Although simple in appearance, the operators hide an asynchronous parallel execution, as shown by this figure copied from his article:

image

That would be desirable, IMO, and the workaround above using the kt as temporary storage achieves this. I assume the author of rklib is using it on problems of modest size, where memory or performance may not be such a concern.

In itself, it doesn’t. The point here is that BLAS routines take contiguous arrays as arguments, your initial arrays are contiguous by design, so what you want is avoid any temporary copy in between. In principle, a smart enough compiler should be able to avoid any copy as long as you pass the entire arrays (i.e. no array section and no expression), but you have to rely on the compiler.

What I don’t understand in your case if why introducing the contiguous attribute seem to trigger temporary copies that were existing before (?)…

Memory mapped files would be desirable in Fortran IMO, but 1) they have a performance penalty, and 2) I can’t see how it would help here

Ultimately, we shouldn’t forget the bigger picture. What is the goal of the computation? Where is the bottleneck?

Even if your rungekutta routine is written optimally, maybe the bulk of the runtime is in the place which forms the (sparse) matrix func. Maybe you could relax the accuracy a bit and pick a larger dt value. Maybe you could ask a friend to run the program on a machine with a higher clock speed and more suitable instruction set. Perhaps you could use a different algorithm entirely, with spectral properties that are better suited to your problem. Maybe even a short-cut calculation exists. If it’s a one-time calculation, perhaps you can just wait a little bit longer, and do something else meanwhile.

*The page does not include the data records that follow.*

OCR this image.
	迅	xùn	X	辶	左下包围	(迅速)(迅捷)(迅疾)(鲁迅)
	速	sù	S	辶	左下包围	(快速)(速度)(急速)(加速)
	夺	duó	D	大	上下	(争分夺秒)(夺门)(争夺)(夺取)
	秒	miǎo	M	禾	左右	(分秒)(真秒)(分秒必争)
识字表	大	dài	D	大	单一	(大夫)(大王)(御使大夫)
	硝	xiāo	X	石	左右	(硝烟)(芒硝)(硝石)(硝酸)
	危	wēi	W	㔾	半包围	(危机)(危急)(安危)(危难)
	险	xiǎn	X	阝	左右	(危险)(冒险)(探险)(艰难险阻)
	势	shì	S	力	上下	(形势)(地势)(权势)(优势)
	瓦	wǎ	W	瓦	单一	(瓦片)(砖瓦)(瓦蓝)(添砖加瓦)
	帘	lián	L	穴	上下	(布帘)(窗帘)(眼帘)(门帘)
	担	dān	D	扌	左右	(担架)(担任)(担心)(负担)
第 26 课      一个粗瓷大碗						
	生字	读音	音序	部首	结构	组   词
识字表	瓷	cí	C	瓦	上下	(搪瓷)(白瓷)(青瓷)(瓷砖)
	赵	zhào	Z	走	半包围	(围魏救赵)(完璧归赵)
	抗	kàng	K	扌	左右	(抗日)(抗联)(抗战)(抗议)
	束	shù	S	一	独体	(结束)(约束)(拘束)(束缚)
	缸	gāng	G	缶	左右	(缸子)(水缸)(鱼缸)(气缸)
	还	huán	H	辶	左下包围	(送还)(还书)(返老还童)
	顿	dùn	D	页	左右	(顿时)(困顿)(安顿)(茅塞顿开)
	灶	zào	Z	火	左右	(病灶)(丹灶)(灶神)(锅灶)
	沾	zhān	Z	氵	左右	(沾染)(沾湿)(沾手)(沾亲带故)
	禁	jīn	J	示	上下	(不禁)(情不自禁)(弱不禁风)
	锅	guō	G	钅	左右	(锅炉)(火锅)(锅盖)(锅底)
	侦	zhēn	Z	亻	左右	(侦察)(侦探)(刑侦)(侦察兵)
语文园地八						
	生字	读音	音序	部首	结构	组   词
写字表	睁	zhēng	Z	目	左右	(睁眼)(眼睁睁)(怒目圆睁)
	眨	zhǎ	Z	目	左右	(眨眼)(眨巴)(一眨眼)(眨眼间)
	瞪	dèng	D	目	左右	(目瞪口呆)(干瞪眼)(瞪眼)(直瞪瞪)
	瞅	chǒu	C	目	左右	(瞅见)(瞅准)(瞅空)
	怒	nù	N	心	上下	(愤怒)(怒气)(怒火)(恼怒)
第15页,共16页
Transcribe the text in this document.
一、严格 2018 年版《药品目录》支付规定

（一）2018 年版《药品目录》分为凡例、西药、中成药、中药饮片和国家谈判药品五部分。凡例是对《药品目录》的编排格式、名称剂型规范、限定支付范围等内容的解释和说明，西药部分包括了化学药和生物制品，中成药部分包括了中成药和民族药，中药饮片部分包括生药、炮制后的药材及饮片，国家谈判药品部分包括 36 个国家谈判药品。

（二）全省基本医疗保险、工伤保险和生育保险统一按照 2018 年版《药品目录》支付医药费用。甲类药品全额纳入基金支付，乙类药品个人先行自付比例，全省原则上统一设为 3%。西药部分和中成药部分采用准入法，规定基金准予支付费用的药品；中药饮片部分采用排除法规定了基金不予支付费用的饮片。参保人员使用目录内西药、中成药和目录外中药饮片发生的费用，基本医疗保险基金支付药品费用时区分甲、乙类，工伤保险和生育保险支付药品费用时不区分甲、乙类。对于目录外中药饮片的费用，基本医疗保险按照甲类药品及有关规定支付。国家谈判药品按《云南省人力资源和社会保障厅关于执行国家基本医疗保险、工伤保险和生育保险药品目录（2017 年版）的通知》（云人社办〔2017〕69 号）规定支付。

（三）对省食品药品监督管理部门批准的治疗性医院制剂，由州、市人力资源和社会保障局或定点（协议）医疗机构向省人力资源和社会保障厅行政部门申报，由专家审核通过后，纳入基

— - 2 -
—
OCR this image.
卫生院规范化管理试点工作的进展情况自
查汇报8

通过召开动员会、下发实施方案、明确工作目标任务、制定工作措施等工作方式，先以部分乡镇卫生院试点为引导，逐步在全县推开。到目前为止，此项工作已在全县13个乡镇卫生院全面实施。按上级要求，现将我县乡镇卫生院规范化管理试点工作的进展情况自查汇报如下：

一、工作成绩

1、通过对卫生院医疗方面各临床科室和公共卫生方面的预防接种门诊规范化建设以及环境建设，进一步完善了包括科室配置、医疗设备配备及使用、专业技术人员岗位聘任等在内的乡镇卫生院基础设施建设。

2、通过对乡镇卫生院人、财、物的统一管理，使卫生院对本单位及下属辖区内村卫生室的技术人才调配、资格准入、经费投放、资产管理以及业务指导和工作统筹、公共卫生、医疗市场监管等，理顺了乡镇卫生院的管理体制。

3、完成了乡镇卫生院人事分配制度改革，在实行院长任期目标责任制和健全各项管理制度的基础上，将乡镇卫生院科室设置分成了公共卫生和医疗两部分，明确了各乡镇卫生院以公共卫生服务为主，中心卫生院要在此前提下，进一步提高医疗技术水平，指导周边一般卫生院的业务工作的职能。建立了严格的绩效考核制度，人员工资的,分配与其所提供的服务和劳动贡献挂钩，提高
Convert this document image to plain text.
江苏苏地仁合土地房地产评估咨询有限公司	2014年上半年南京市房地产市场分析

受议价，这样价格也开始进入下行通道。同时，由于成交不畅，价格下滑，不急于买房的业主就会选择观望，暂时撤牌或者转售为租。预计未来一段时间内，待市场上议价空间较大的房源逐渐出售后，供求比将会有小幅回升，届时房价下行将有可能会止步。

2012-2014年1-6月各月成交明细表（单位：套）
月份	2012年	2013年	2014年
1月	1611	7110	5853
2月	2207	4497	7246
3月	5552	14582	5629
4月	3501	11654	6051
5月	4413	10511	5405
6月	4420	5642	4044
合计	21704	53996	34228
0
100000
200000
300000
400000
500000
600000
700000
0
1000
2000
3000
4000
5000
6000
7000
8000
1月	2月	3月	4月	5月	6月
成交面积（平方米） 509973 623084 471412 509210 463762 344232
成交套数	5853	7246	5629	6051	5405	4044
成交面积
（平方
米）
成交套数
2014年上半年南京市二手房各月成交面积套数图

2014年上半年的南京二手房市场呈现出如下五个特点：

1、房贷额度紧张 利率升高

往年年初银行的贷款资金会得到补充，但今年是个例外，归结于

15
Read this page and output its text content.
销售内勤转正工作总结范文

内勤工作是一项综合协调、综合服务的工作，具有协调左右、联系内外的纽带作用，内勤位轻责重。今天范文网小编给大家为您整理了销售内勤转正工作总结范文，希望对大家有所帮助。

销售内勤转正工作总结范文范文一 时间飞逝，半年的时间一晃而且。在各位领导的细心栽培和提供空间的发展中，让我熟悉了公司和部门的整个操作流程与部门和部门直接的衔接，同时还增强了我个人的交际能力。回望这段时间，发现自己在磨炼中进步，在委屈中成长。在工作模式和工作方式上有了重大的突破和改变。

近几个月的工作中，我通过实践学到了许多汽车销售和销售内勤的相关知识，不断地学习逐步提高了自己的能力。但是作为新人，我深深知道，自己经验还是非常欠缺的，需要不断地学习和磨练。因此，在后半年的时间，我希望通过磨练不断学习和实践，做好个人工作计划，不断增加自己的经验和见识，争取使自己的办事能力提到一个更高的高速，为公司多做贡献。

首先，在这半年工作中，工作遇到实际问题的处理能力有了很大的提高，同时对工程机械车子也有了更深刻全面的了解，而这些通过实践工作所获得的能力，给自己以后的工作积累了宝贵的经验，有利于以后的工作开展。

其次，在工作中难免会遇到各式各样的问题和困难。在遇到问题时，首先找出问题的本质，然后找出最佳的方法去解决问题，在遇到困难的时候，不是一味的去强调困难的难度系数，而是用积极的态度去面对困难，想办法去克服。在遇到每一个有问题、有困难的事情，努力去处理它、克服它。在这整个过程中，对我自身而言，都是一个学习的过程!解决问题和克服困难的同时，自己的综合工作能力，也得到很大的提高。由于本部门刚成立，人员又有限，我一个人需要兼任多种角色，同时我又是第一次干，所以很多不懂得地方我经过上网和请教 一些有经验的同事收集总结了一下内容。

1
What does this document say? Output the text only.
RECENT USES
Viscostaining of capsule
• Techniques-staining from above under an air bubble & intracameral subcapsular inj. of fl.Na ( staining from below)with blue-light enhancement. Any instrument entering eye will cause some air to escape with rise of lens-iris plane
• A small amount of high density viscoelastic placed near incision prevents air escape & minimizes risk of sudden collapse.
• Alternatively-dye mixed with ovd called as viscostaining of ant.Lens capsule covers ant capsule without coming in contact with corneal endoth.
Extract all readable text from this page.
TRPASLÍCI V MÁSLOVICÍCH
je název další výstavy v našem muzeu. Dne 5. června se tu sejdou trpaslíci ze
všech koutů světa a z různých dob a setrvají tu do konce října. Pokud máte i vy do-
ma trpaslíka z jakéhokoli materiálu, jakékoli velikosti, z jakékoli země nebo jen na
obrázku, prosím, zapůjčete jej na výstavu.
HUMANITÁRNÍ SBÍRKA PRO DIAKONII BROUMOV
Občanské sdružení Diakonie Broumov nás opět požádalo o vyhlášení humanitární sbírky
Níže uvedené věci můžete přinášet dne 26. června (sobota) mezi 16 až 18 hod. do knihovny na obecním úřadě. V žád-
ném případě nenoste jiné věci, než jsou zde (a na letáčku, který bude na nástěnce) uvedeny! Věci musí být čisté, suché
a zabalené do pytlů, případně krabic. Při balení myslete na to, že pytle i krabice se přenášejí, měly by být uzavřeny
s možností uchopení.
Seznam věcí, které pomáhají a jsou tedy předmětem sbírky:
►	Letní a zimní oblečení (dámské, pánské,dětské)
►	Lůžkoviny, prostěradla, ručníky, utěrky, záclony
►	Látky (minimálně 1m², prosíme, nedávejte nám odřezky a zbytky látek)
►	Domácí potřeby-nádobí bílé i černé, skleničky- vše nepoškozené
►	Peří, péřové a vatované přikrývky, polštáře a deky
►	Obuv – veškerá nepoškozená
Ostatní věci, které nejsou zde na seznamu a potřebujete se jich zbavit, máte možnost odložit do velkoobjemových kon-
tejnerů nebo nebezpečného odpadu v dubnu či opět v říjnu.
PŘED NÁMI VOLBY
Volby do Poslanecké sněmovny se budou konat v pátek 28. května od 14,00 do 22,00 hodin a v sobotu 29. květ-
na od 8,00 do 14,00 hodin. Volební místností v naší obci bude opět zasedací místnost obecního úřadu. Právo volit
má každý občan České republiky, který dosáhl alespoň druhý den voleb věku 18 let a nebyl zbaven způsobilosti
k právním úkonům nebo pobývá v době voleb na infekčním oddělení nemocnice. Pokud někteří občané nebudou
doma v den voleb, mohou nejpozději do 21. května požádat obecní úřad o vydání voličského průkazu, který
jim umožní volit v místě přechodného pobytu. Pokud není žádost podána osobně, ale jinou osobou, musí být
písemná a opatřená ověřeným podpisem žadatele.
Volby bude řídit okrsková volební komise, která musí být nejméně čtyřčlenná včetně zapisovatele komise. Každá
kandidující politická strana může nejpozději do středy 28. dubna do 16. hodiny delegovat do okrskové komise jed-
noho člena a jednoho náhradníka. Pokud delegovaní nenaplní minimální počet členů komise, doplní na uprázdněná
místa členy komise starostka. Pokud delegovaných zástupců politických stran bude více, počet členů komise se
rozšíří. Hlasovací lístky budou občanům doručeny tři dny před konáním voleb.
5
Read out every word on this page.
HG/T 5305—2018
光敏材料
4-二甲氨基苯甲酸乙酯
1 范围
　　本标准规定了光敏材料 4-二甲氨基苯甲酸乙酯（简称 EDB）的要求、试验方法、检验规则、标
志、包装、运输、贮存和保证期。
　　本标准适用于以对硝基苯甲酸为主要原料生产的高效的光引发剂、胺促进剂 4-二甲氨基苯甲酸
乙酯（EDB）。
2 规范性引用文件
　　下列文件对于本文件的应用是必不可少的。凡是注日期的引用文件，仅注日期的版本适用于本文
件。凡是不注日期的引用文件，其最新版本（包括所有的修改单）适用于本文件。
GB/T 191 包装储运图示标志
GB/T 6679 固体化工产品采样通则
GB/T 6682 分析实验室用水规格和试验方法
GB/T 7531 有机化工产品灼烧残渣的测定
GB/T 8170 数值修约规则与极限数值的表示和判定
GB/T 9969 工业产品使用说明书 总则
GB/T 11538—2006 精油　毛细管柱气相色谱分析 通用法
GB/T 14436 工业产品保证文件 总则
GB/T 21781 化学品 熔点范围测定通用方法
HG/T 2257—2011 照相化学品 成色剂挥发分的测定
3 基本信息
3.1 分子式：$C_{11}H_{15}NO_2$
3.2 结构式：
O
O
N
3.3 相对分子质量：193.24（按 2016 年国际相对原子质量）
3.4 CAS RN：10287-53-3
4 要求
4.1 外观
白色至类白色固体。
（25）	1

On a forum like this one, I’d usually assume all of these options have been exhausted already. Still it would be a good idea to do some profiling of the program, and determine if this is the spot where you can make the maximum impact. From what you’ve described so far, if you’d like to scale the problem to bigger N (so called weak scaling), then using sparse matrices will in principle scale as O(cN), whereas your current dense solution is O(N^2), both in terms of work and storage. Depending on the pre-factor c, there is probably a break-point where sparsity will provide an advantage.

1 Like

contiguous forces the arrays to be contiguous in memory? Otherwise, the array can be distributed across the entire available memory.

My problem is two fold:
(1) How do I use BLAS routines to perform matrix-vector operations efficiently.
(2) How can scale such code to handle matrix sizes of the order \approx 10^5- 10^6

Yes indeed! In orbital mechanics, typically the state is only 6 elements (position and velocity) and sometimes a few more. I would be interested in any suggestions for this library if any changes would make it better for integrating much larger systems.